What records does an AHCA inspector ask for at an IV bay?
AHCA Health Care Clinic surveys at an IV bay typically request: the current AHCA HCC license; the medical director designation (Form 3110-1024); the supervisory protocols under § 458.348 for any ARNP or PA on staff; sample patient charts including the Good Faith Exam, the IV order, the procedure note, and lot numbers of products administered; the standing order or formulary for the IV menu; the 503A or 503B vendor BAAs and current registration evidence; the USP <797> sterile compounding policies if any in-house compounding occurs; the biomedical waste manifest log under FAC 64E-16; staff licensure verifications (DOH primary source); and the OIG/LEIE exclusion checks if any federal payor billing applies. A missing or template-only GFE and missing lot traceability are the most common Form 3020 deficiencies at IV bays.
Can ARNPs prescribe IV nutrients in Florida?
Yes, within the scope of their license and supervisory protocol. A Florida-licensed ARNP operating under a written supervisory protocol with a supervising physician under § 458.348 may prescribe IV nutrient formulations that fall within the protocol's scope. The protocol must specifically authorize the IV procedure category, the formulations the ARNP may prescribe, dosing parameters, and contraindications. ARNPs with controlled-substance prescriptive authority may additionally prescribe DEA-scheduled IV agents (rarely relevant for standard hydration menus). The supervising physician's practice location and the 25-mile rule under § 458.348 affect where the ARNP may practice under that protocol.
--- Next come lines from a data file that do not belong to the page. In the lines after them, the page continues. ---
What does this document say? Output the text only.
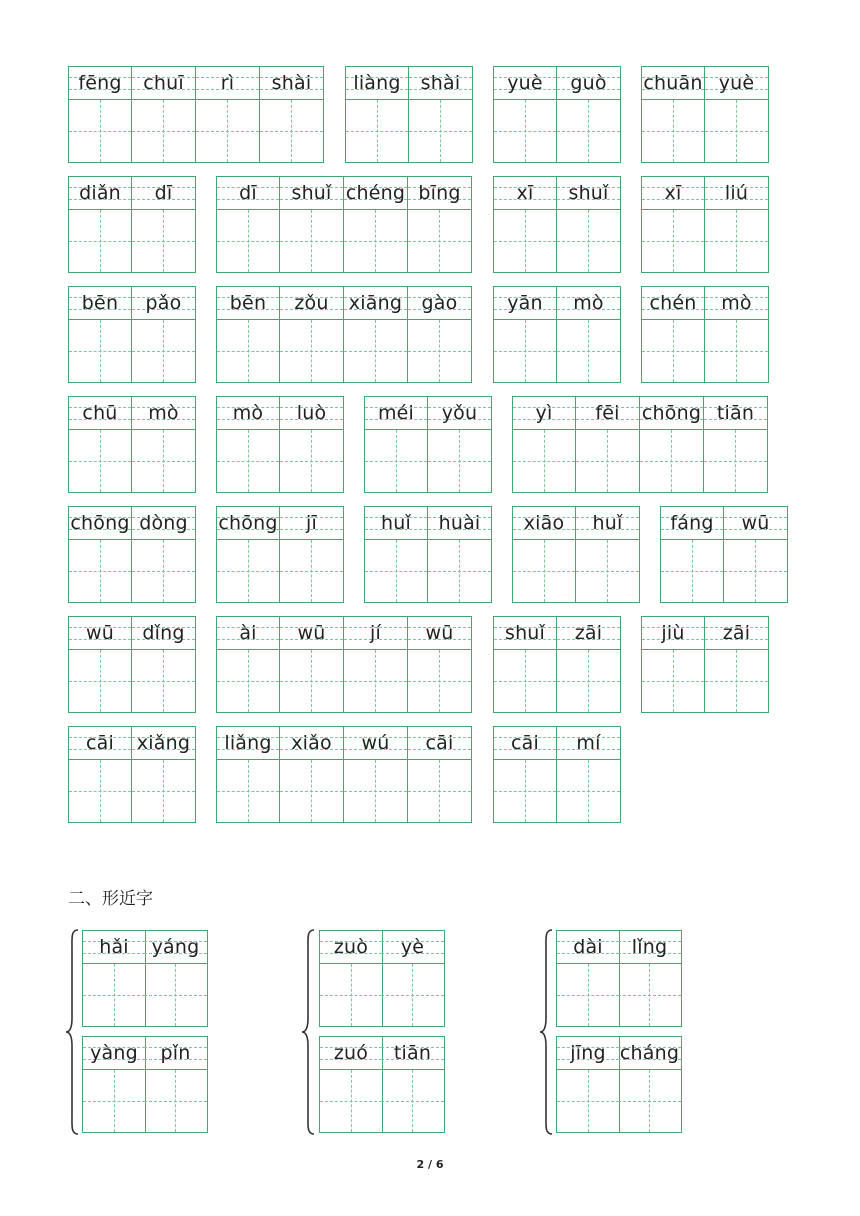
二、形近字
2 / 6
fēng	chuī	rì	shài	liàng	shài	yuè	guò	chuān yuè
diǎn	dī	dī	shuǐ chéng bīng	xī	shuǐ	xī	liú
bēn	pǎo	bēn	zǒu	xiāng	gào	yān	mò	chén	mò
chū	mò	mò	luò	méi	yǒu	yì	fēi	chōng tiān
chōng dòng	chōng	jī	huǐ	huài	xiāo	huǐ	fáng	wū
wū	dǐng	ài	wū	jí	wū	shuǐ	zāi	jiù	zāi
cāi	xiǎng	liǎng	xiǎo	wú	cāi	cāi	mí
hǎi	yáng
yàng	pǐn
zuò	yè
zuó	tiān
dài	lǐng
jīng cháng
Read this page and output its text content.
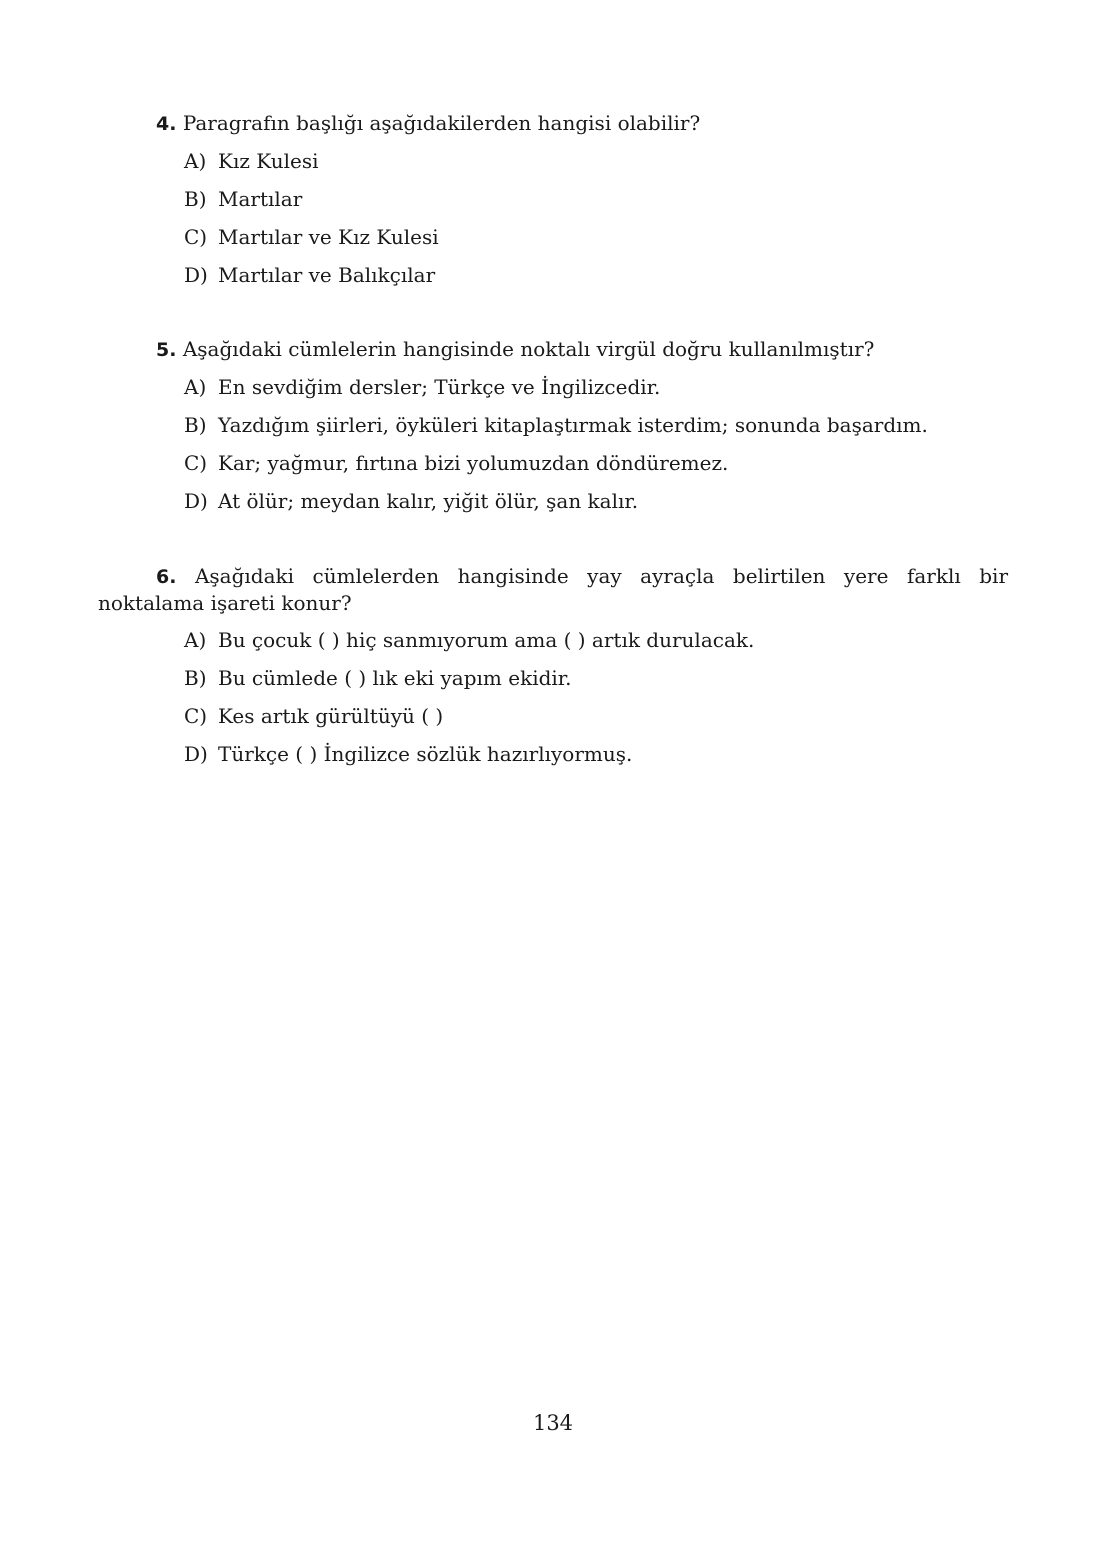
4. Paragrafın başlığı aşağıdakilerden hangisi olabilir?

A) Kız Kulesi
B) Martılar
C) Martılar ve Kız Kulesi
D) Martılar ve Balıkçılar

5. Aşağıdaki cümlelerin hangisinde noktalı virgül doğru kullanılmıştır?

A) En sevdiğim dersler; Türkçe ve İngilizcedir.
B) Yazdığım şiirleri, öyküleri kitaplaştırmak isterdim; sonunda başardım.
C) Kar; yağmur, fırtına bizi yolumuzdan döndüremez.
D) At ölür; meydan kalır, yiğit ölür, şan kalır.

6. Aşağıdaki cümlelerden hangisinde yay ayraçla belirtilen yere farklı bir noktalama işareti konur?

A) Bu çocuk ( ) hiç sanmıyorum ama ( ) artık durulacak.
B) Bu cümlede ( ) lık eki yapım ekidir.
C) Kes artık gürültüyü ( )
D) Türkçe ( ) İngilizce sözlük hazırlıyormuş.
134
What's the supervision requirement for IV pump operation?
There is no single "IV pump operator" license in Florida. The IV procedure is delegated under § 458.348 from the prescribing physician (or ARNP/PA acting within protocol) to a qualified administering professional — typically an RN, an LPN with documented IV-certification scope under § 464.003, or in some configurations a paramedic operating within facility-specific protocols. Phlebotomists, medical assistants, and estheticians are generally not authorized to perform IV initiation or administration of medications in a Florida IV clinic. The supervisory protocol should explicitly name the categories of personnel authorized to administer IVs, and the staff training and competency records must be on file. Confirm scope-of-practice questions with your healthcare attorney.
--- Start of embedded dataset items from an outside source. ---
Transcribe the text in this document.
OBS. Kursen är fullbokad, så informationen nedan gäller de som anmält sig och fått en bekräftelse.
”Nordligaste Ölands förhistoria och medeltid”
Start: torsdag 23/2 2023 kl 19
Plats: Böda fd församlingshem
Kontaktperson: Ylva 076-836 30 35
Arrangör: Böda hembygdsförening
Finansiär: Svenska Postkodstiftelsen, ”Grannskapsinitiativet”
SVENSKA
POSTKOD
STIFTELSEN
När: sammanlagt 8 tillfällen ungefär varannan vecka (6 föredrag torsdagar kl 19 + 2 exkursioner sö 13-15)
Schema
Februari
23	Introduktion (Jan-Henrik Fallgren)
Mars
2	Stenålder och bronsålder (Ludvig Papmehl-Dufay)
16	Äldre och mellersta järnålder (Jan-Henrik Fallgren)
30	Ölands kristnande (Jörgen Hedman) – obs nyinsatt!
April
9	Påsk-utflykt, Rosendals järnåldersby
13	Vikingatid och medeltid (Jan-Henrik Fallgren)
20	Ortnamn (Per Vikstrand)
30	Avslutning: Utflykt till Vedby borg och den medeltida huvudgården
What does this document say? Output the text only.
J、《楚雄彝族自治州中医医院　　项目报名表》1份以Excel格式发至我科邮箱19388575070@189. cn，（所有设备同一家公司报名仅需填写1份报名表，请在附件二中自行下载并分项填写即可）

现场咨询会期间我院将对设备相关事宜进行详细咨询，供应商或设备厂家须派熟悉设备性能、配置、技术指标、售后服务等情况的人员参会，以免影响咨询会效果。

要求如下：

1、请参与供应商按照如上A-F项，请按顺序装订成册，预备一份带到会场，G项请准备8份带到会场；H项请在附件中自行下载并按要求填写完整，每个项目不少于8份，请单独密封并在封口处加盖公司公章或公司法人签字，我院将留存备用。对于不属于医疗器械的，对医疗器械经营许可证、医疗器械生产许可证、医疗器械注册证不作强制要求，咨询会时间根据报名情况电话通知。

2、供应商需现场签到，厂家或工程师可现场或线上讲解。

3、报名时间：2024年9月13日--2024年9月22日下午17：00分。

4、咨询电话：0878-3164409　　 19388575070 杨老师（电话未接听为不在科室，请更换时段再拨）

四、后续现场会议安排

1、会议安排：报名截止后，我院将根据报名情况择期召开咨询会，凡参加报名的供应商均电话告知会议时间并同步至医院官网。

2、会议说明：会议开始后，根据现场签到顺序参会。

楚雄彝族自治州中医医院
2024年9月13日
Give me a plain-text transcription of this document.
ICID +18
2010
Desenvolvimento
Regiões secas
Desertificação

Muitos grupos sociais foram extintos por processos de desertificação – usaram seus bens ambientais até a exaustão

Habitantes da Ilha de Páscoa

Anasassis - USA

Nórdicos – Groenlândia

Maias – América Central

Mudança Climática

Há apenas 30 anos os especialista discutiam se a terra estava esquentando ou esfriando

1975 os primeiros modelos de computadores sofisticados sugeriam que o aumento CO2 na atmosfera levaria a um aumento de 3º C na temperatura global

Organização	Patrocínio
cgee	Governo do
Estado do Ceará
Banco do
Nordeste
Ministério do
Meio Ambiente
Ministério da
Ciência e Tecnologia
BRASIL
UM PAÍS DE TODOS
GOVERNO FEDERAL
This page is informational. It is not legal or medical advice and should not be relied upon as the basis for clinical or business decisions. For interpretation of any provision specific to your clinic, consult your Florida-licensed healthcare attorney and your medical director. Sources: Florida Statutes Chapter 400, Part X (§ 400.9905), Chapter 458 (§ 458.331, § 458.347, § 458.348), Chapter 459, Chapter 464, § 456.47, § 456.062, § 893.03; Florida Administrative Code Rule 59A-33, Title 64B8 (Board of Medicine), Chapter 64E-16 (biomedical waste); United States Pharmacopeia General Chapter <797>; Federal Food, Drug, and Cosmetic Act Sections 503A and 503B; 21 CFR Part 1271; 42 USC § 1320a-7; 29 CFR 1910.1030 (OSHA Bloodborne Pathogens); AHCA Health Care Clinic Licensure program guidance; and Florida Board of Medicine published guidance as of May 2026.